There was a knock at the door. The Jockey stood up suddenly, looked at Stevie, looked at the door.
"Who's it?" asked Jake.
"Police."
Not many choices of places to hide. The closet or the bathroom. The Jockey pointed to the bathroom. Stevie got up. Jake whispered, "Get behind the door. Don't close it. Flush the toilet."
Stevie struggled out of the deep chair and limped toward the bathroom while Jake went to the door. He glanced behind him as he moved, checking the floor for telltale drops of blood. There were none he could see.
Stevie flushed the toilet and stood behind the open door.
"I'm opening," the Jockey said, looking back to see that Stevie was inside the bathroom.
He unzipped his pants and opened the door. Jake zipped his pants back up. The cop was alone, plain clothes, leather coat.
"Jacob Laudano?" asked the cop.
"Lloyd," the Jockey replied. "Jake Lloyd. Had it changed legal."
"Can I come in?"
Jake shrugged and said, "Sure, I got nothing to hide."
He stepped back and Don Flack entered the small apartment. One of the first things he looked at was the partially open door of the bathroom.
* * *
There were eighteen employees at Marco's Bakery in Castle Hill.
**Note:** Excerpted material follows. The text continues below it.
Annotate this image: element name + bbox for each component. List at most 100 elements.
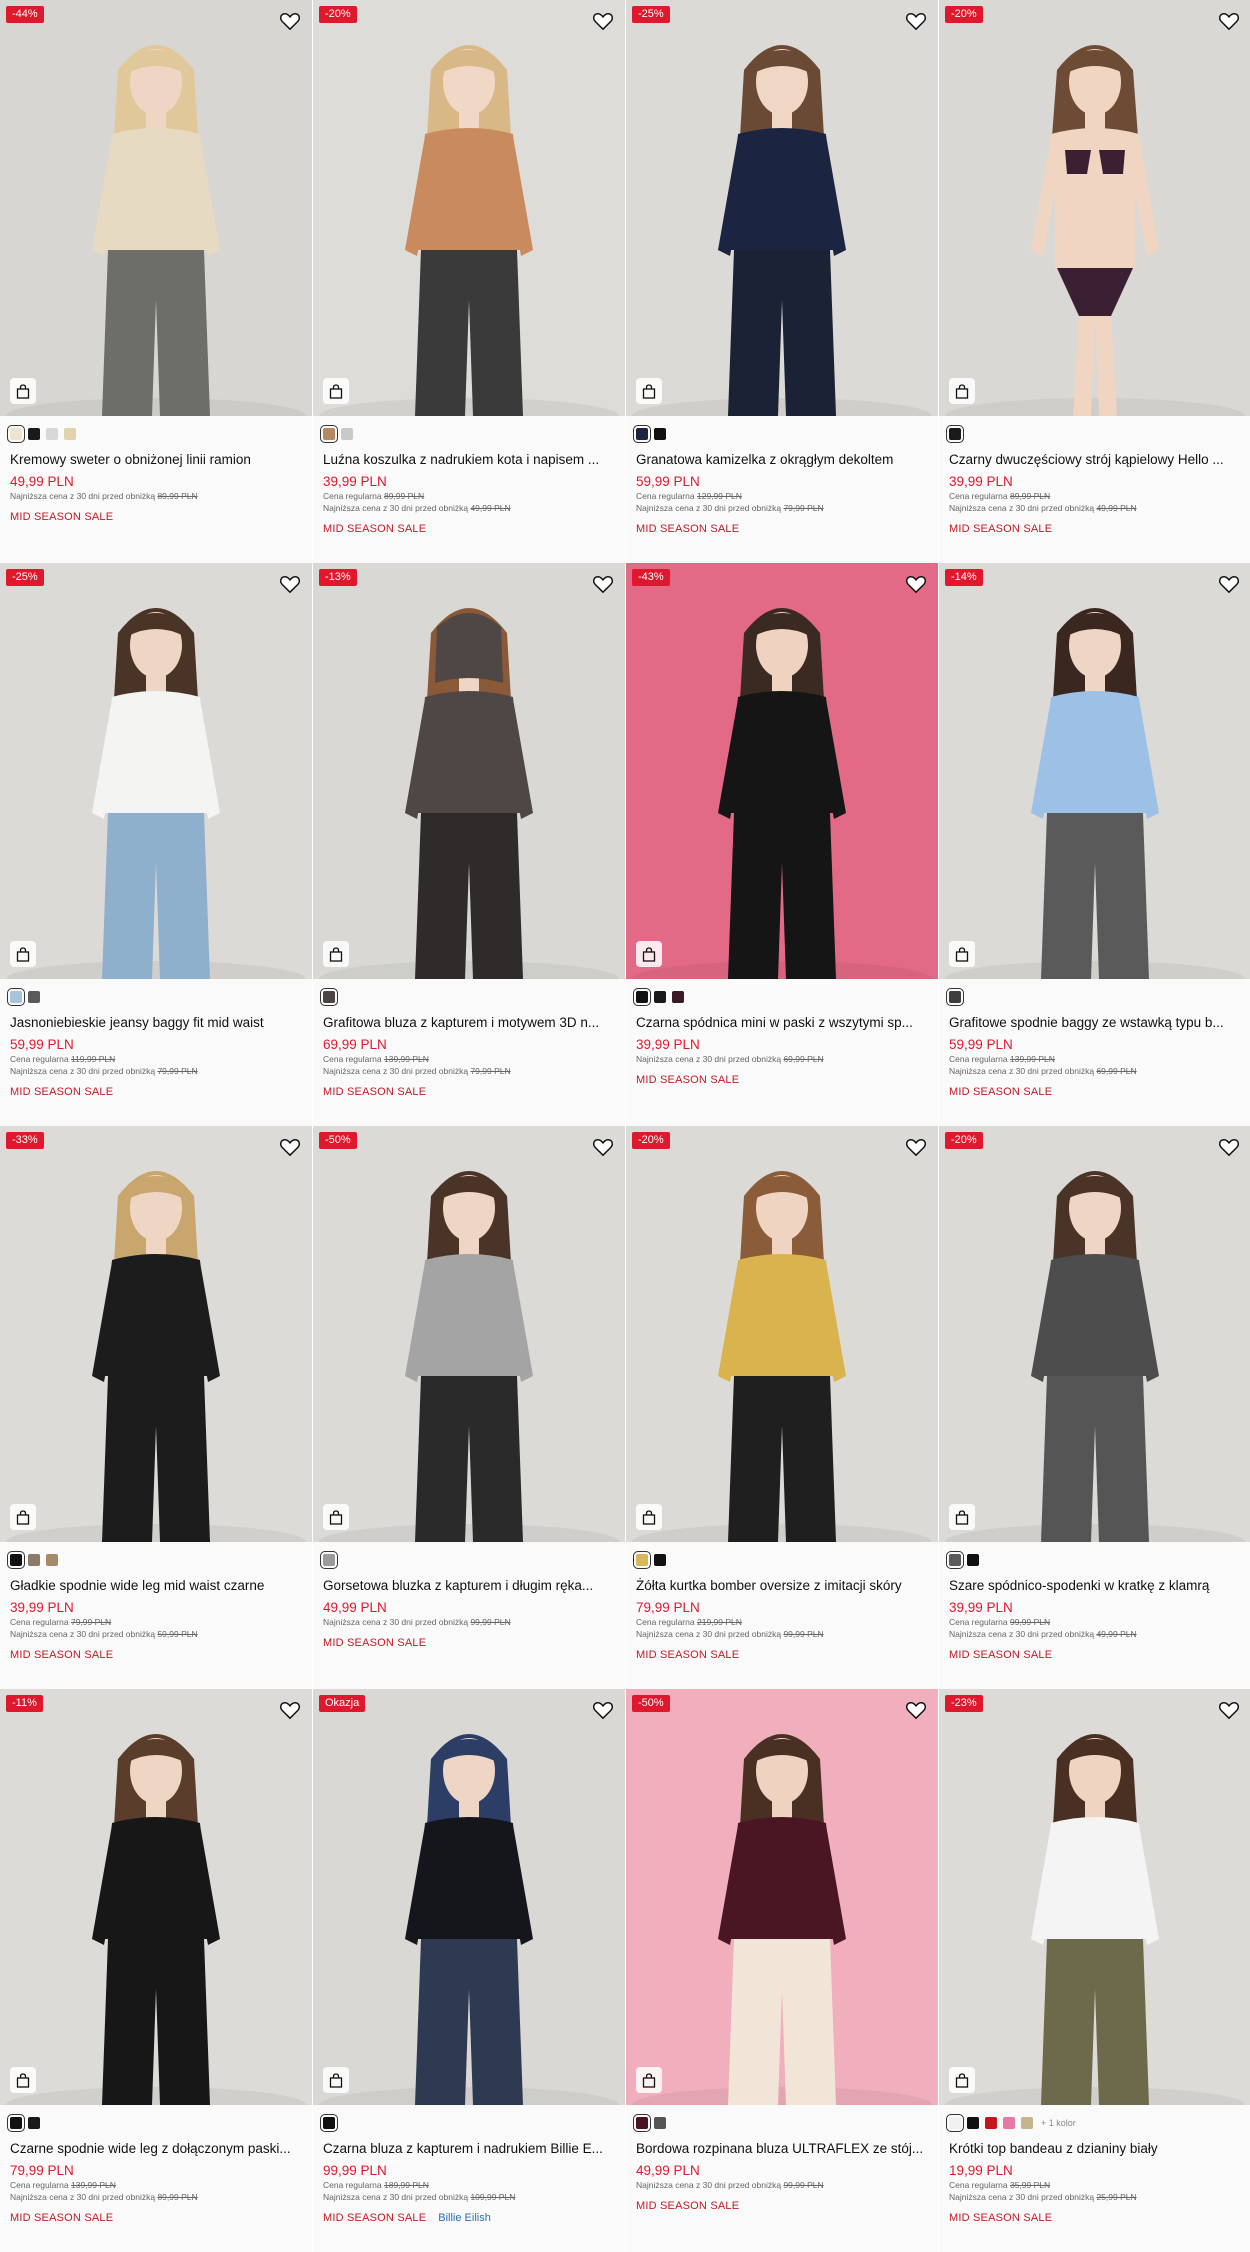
product-image[interactable]: -23% [939, 1689, 1250, 2105]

They were all at work except for Steven Guista.
Stella had a list of names which she checked off as each man and woman came into the office supply room where the CSI investigators had set up.
By the time they had talked to and gotten DNA and fingerprint samples from the first nine, it was clear that every employee was either an ex-con or some kind of relation of the Marco family, or both.
Jerry Carmody was number ten. He was big, broad, about forty, going to fat, and wearing a bandage on his nose. His eyes were red and swollen.
"What happened to your nose?" Stella asked after Danny had taken a throat culture from the man.
"Accident, fell," he said.
"Fell hard," she said. "Mind if I take a look?"
"Went to the doctor this morning," said Carmody. "He set it. It's been broke before."
"You're lucky the bone didn't get driven back into your brain," Stella said. "You were hit hard."
"Like I said. I fell hard," Carmody said.
"You in Brooklyn last night?" she asked.
Carmody looked around at Danny and the uniformed cop who had brought him into the supply room.
"I live in Brooklyn," Carmody said.
"Know a Lynn Contranos?"
"No."
"We'll need some of your blood," said Stella with a cough.